Robust Loss Functions under Label Noise for Deep Neural Networks

TL;DR

This paper investigates loss functions that are inherently robust to label noise in deep neural networks, providing theoretical conditions and demonstrating that certain loss functions like mean absolute error improve noise tolerance.

Contribution

It generalizes noise-tolerant loss function conditions from binary to multiclass classification and identifies the mean absolute error loss as inherently robust to label noise.

Findings

Mean absolute error loss is robust to label noise in deep networks.

Theoretical conditions for noise-tolerant loss functions are extended to multiclass problems.

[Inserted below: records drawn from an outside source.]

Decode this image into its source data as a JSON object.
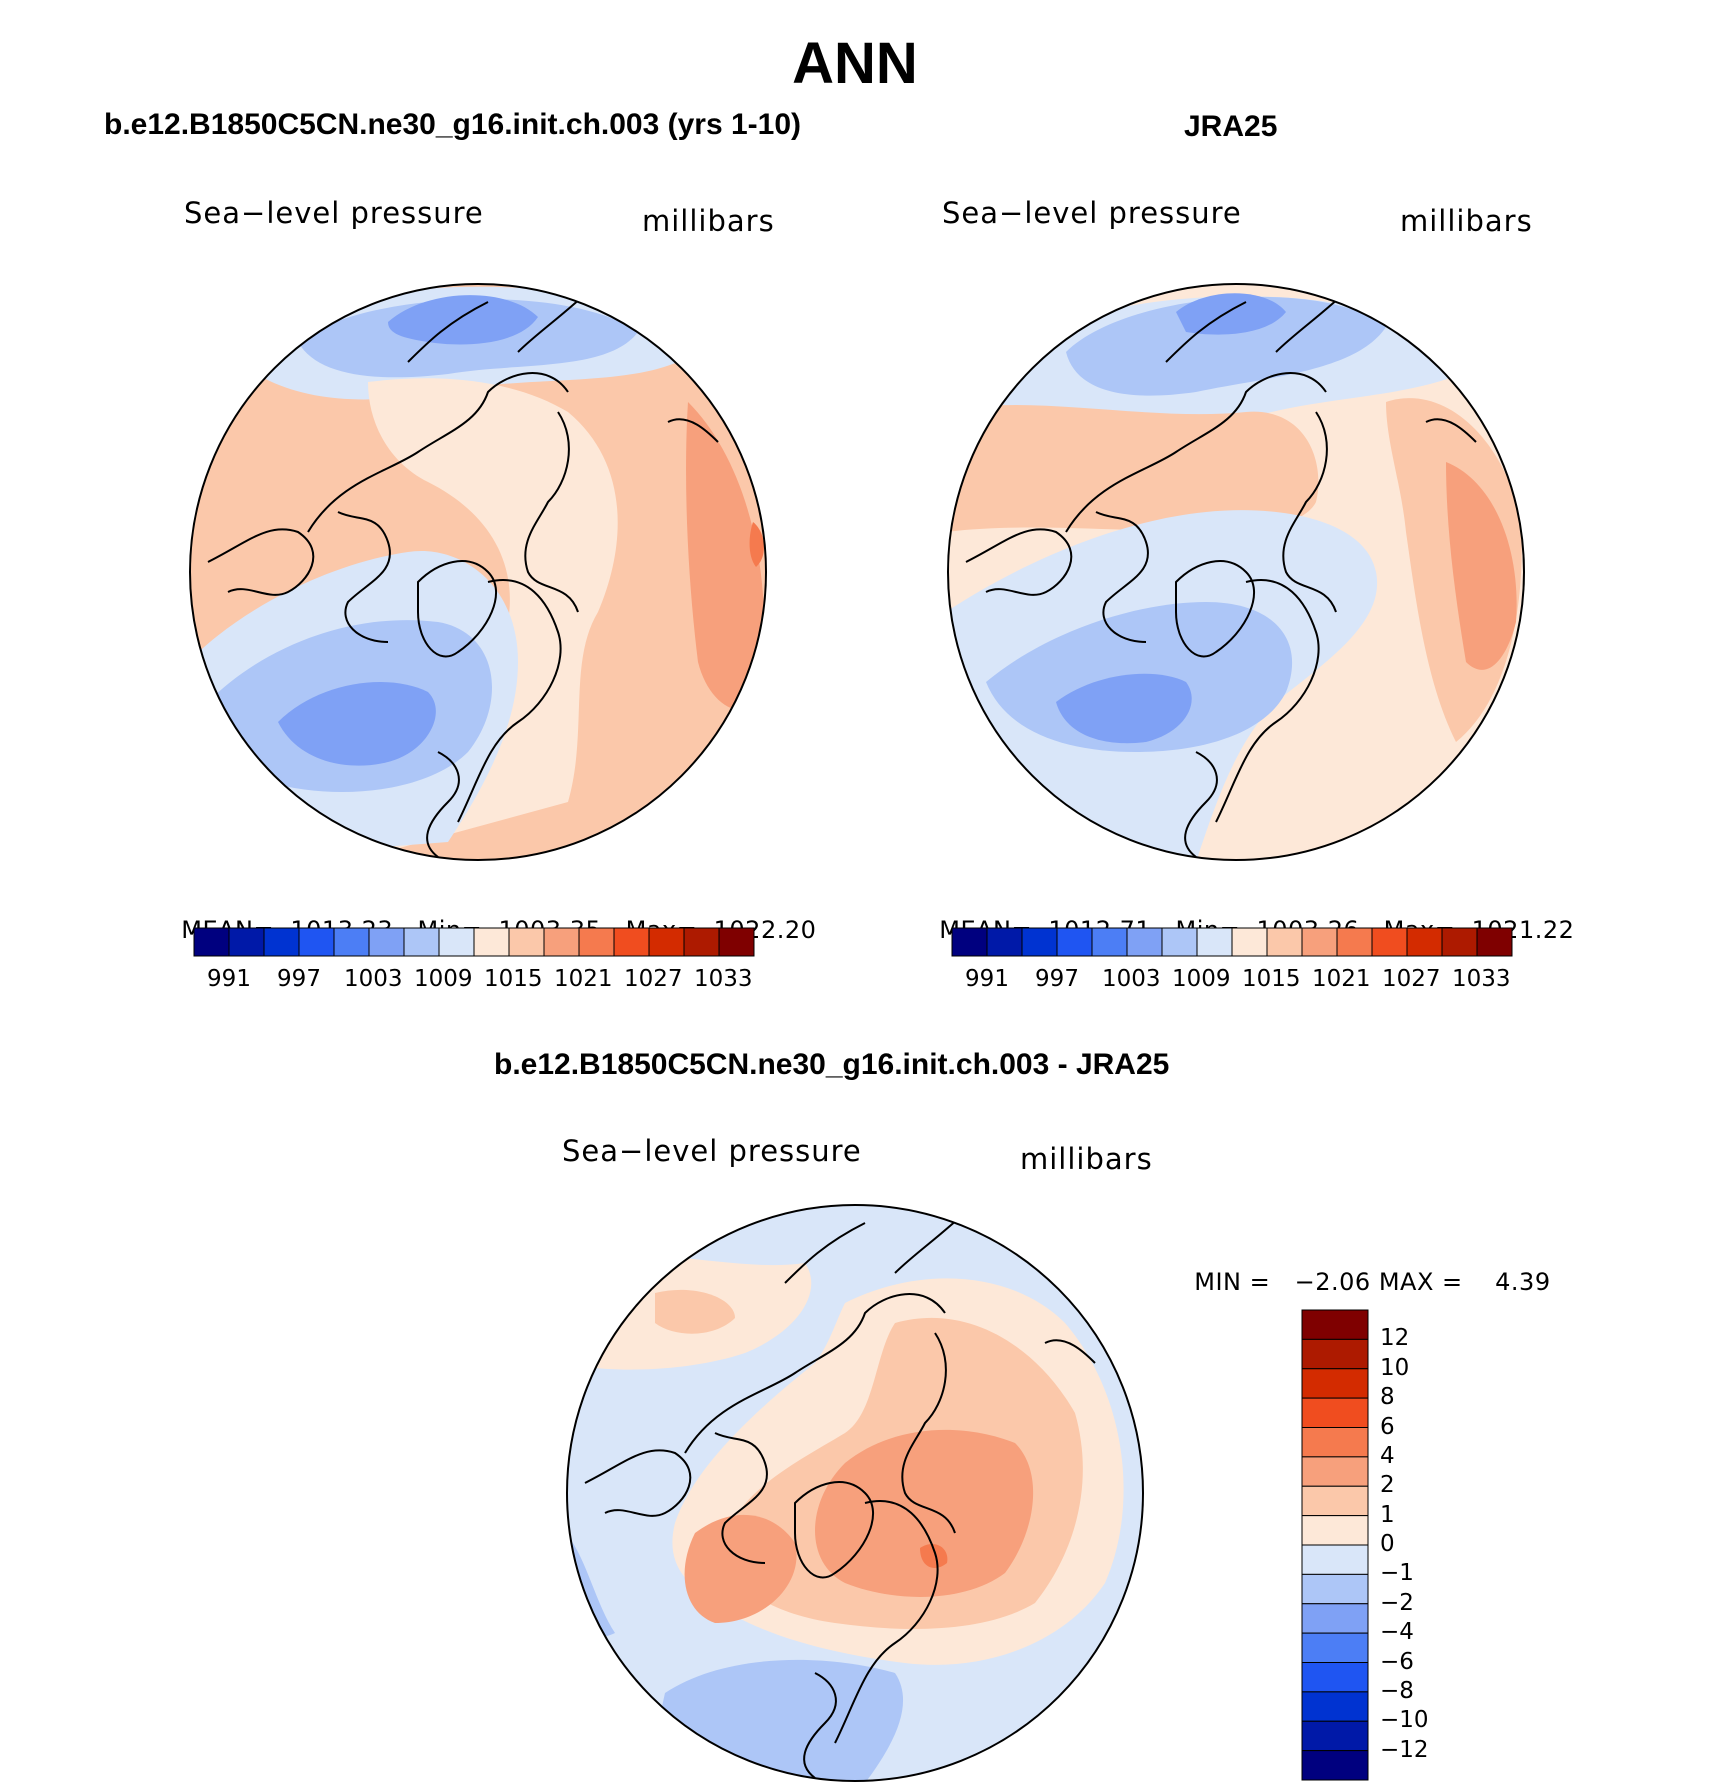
{
  "figure": {
    "title": "ANN",
    "colors": {
      "abs_scale": [
        "#00007f",
        "#0019a8",
        "#0033d1",
        "#1f55f2",
        "#4c7ef5",
        "#7fa1f5",
        "#adc6f7",
        "#d9e6f9",
        "#fde8d8",
        "#fbc8aa",
        "#f7a07c",
        "#f57a4e",
        "#f04d1f",
        "#d32b00",
        "#ad1a00",
        "#7f0000"
      ],
      "diff_scale": [
        "#00007f",
        "#0019a8",
        "#0033d1",
        "#1f55f2",
        "#4c7ef5",
        "#7fa1f5",
        "#adc6f7",
        "#d9e6f9",
        "#fde8d8",
        "#fbc8aa",
        "#f7a07c",
        "#f57a4e",
        "#f04d1f",
        "#d32b00",
        "#ad1a00",
        "#7f0000"
      ],
      "coastline": "#000000"
    }
  },
  "panels": [
    {
      "title": "b.e12.B1850C5CN.ne30_g16.init.ch.003 (yrs 1-10)",
      "variable": "Sea−level pressure",
      "units": "millibars",
      "stats_mean_label": "MEAN=",
      "stats_mean": "1013.23",
      "stats_min_label": "Min=",
      "stats_min": "1003.35",
      "stats_max_label": "Max=",
      "stats_max": "1022.20",
      "colorbar_labels": [
        "991",
        "997",
        "1003",
        "1009",
        "1015",
        "1021",
        "1027",
        "1033"
      ]
    },
    {
      "title": "JRA25",
      "variable": "Sea−level pressure",
      "units": "millibars",
      "stats_mean_label": "MEAN=",
      "stats_mean": "1012.71",
      "stats_min_label": "Min=",
      "stats_min": "1003.26",
      "stats_max_label": "Max=",
      "stats_max": "1021.22",
      "colorbar_labels": [
        "991",
        "997",
        "1003",
        "1009",
        "1015",
        "1021",
        "1027",
        "1033"
      ]
    },
    {
      "title": "b.e12.B1850C5CN.ne30_g16.init.ch.003 - JRA25",
      "variable": "Sea−level pressure",
      "units": "millibars",
      "stats_min_label": "MIN =",
      "stats_min": "−2.06",
      "stats_max_label": "MAX =",
      "stats_max": "4.39",
      "colorbar_labels": [
        "12",
        "10",
        "8",
        "6",
        "4",
        "2",
        "1",
        "0",
        "−1",
        "−2",
        "−4",
        "−6",
        "−8",
        "−10",
        "−12"
      ]
    }
  ]
}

Experiments confirm robustness of risk minimization with such loss functions.

Abstract

In many applications of classifier learning, training data suffers from label noise. Deep networks are learned using huge training data where the problem of noisy labels is particularly relevant. The current techniques proposed for learning deep networks under label noise focus on modifying the network architecture and on algorithms for estimating true labels from noisy labels. An alternate approach would be to look for loss functions that are inherently noise-tolerant. For binary classification there exist theoretical results on loss functions that are robust to label noise. In this paper, we provide some sufficient conditions on a loss function so that risk minimization under that loss function would be inherently tolerant to label noise for multiclass classification problems. These results generalize the existing results on noise-tolerant loss functions for binary classification. We study some of the widely used loss functions in deep networks and show that the loss function based on mean absolute value of error is inherently robust to label noise. Thus standard back propagation is enough to learn the true classifier even under label noise. Through experiments, we illustrate the robustness of risk minimization with such loss functions for learning neural networks.